Bar Kamza, feeling humiliated, decided to take revenge by informing on the Jews to the king. The Talmud says that the destruction of the Temple was due to baseless hatred.

At first glance, it seems like the hatred between the host and Bar Kamza wasn't baseless. The host had a reason to hate Bar Kamza, and Bar Kamza was seeking revenge. However, the Talmud says it was baseless hatred.

The key is understanding that baseless hatred doesn't mean hatred without a past reason, but rather hatred without any future benefit or purpose, even a selfish one. In the story, both the host and Bar Kamza acted out of hatred that surpassed their own self-interest.

The host refused an offer that would have benefited him financially, and Bar Kamza's actions led to the destruction of the Temple, which ultimately harmed him and the entire Jewish people.

In essence, baseless hatred refers to hatred that is so intense that it ignores one's own interests and benefits, causing harm to oneself and others without any gain.

Another way to understand the nature of baseless hatred is that many people think it's about hating someone without a reason. However, the true meaning of baseless hatred that led to the destruction of Jerusalem and our prolonged exile is different.

Even if someone has wronged you or harmed your property or dignity, our sages still call it baseless hatred if you hate them for it. This is because it's not a sufficient reason to hate a fellow Jew and wish them harm.

The Torah only permits hatred towards wicked individuals who anger God, heretics, and those who knowingly sin. However, in our generation, even those who are distant from God are considered like captured infants, and it's forbidden to hate them.

As King David said, "Those who hate You, Lord, I hate" - referring to those who hate God and cause others to sin. But when it comes to someone who is still imperfect and makes mistakes, hatred towards them is considered "baseless."

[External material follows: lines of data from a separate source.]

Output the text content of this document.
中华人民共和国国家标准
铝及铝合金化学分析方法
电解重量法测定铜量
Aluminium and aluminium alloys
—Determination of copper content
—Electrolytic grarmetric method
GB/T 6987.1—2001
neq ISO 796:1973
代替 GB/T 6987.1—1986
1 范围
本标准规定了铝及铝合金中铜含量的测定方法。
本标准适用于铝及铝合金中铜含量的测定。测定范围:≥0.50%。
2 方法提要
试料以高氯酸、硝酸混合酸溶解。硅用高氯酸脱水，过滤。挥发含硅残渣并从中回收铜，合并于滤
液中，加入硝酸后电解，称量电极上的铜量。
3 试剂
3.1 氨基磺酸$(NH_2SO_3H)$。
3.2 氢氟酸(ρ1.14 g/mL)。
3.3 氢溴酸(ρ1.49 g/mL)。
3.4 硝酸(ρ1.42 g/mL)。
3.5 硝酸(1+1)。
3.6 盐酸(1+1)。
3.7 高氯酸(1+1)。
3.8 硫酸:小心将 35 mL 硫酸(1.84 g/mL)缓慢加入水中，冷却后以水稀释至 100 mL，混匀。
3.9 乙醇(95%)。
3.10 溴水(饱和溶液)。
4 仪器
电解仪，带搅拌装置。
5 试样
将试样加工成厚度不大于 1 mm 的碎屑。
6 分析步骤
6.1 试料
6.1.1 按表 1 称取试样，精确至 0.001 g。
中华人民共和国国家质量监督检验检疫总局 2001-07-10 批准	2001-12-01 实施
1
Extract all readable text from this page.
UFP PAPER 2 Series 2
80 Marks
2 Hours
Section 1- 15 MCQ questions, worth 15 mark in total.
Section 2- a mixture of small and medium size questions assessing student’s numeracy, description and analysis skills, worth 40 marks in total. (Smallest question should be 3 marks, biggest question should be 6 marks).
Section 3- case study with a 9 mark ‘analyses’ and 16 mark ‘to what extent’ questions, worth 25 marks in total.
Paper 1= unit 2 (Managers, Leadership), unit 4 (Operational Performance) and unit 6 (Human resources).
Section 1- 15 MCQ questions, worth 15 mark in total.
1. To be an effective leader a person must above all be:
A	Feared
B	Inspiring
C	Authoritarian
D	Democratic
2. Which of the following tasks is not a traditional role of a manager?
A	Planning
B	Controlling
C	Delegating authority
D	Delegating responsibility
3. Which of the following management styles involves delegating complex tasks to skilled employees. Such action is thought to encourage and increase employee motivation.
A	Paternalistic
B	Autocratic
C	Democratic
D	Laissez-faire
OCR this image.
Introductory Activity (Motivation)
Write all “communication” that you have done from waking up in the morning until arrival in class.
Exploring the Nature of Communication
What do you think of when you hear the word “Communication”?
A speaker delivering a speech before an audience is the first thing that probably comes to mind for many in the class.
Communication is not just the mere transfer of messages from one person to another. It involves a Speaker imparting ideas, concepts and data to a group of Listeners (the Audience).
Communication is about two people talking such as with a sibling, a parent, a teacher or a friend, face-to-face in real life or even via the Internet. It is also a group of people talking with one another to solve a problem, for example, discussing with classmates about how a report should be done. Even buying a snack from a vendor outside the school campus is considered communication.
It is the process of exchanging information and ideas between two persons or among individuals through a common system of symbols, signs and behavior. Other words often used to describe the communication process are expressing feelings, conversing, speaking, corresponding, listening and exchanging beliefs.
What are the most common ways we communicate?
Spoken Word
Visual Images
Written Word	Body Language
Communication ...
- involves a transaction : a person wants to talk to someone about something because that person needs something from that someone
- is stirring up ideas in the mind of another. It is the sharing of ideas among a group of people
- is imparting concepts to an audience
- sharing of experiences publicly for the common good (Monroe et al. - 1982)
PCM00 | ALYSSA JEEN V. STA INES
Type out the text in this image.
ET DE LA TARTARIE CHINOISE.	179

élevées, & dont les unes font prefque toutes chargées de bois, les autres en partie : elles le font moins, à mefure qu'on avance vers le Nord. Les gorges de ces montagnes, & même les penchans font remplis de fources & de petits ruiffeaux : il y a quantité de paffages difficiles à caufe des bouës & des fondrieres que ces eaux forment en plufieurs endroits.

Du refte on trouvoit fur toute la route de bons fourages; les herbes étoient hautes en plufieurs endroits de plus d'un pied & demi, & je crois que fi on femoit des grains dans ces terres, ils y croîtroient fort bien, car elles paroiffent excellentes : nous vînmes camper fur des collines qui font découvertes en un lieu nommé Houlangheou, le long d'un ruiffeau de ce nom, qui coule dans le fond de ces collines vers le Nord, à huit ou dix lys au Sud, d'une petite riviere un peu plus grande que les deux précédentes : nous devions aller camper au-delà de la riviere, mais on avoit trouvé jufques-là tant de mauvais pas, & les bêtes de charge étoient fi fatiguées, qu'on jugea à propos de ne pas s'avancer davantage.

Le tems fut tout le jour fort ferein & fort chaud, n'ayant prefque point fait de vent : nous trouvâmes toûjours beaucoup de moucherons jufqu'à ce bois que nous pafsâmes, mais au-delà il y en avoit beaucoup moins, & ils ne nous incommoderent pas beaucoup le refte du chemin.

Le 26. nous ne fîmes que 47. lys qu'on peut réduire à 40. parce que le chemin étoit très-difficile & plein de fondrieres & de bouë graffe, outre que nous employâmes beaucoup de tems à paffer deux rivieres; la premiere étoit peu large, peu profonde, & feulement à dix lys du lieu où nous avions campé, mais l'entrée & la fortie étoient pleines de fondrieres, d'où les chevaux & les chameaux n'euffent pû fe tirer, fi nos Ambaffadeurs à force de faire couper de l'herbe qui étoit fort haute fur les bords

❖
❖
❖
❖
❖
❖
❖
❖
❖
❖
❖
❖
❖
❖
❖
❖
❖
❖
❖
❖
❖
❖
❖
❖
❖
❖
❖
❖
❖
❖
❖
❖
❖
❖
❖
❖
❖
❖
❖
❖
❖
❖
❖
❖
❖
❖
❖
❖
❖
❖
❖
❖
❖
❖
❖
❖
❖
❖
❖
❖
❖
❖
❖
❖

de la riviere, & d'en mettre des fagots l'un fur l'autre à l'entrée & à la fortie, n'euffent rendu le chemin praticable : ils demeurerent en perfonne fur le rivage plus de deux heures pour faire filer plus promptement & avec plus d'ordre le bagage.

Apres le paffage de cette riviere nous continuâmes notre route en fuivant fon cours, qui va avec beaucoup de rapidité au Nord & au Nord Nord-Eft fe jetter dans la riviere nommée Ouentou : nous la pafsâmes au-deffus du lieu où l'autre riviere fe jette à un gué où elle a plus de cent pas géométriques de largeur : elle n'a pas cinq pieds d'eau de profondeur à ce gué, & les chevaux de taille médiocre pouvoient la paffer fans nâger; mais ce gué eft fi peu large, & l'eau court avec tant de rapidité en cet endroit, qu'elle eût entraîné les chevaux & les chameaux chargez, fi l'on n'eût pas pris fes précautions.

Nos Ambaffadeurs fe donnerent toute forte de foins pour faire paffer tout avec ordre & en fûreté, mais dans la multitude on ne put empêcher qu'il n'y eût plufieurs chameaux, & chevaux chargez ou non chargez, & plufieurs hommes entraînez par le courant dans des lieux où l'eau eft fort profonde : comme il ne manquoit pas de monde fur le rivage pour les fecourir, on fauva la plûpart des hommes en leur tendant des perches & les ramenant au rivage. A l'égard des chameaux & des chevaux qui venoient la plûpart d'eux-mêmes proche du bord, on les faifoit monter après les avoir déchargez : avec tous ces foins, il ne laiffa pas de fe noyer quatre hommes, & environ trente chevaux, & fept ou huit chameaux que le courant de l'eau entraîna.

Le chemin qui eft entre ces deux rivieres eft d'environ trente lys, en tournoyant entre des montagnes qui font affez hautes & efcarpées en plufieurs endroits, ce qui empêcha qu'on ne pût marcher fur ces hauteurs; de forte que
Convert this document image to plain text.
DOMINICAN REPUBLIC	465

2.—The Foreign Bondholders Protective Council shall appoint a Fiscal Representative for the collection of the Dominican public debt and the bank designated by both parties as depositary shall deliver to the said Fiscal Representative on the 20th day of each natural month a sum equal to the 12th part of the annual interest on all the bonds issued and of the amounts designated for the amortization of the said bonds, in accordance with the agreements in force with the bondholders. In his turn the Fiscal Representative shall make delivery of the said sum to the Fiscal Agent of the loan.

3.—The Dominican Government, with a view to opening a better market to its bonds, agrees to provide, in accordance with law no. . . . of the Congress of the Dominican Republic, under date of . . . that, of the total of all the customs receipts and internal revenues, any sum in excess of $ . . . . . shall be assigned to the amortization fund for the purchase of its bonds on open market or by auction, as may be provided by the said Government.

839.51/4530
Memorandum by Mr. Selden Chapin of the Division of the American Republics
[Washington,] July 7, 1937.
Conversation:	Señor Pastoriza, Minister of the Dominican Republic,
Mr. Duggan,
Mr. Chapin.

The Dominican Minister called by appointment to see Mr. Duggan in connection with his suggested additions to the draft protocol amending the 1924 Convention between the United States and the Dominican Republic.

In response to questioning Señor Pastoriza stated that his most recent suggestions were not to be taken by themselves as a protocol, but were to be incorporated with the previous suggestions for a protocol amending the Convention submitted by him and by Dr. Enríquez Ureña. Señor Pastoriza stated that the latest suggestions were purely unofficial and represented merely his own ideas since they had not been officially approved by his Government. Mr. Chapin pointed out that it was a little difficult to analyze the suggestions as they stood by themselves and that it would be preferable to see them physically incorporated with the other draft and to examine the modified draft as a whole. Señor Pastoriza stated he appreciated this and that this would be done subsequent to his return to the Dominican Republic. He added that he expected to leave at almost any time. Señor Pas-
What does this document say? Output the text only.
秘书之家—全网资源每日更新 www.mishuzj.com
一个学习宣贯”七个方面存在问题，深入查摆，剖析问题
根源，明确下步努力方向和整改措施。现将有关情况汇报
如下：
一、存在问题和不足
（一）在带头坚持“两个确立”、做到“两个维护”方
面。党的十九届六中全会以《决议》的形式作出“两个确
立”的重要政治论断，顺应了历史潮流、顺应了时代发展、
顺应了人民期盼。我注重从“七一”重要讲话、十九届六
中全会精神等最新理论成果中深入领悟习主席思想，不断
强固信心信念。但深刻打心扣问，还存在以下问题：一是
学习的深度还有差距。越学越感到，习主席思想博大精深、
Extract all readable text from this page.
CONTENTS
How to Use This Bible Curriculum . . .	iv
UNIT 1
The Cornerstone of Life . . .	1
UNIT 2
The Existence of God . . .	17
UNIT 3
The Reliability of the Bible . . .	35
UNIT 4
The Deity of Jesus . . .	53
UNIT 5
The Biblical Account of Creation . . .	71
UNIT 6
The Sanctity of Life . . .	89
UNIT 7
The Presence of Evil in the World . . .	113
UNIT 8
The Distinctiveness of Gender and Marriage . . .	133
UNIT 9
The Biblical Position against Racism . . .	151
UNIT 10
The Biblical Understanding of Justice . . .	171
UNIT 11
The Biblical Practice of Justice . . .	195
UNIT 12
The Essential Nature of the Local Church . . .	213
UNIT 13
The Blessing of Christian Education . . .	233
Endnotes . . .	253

Just as you don't hate yourself and instead judge yourself favorably, knowing you're not perfect, you should judge others favorably too. This is what's required of us, even when hatred arises from the depths of our hearts.

When the Yerushalmi Maggid, Rabbi Shalom Shwadron, was asked how to overcome feelings of hatred and instead love someone who has wronged us, he offered wise advice: "Whenever you're faced with such a situation, wait for a while before reacting. If you do this, I can assure you that time will help change your feelings in accordance with the Torah's desire to increase love between people."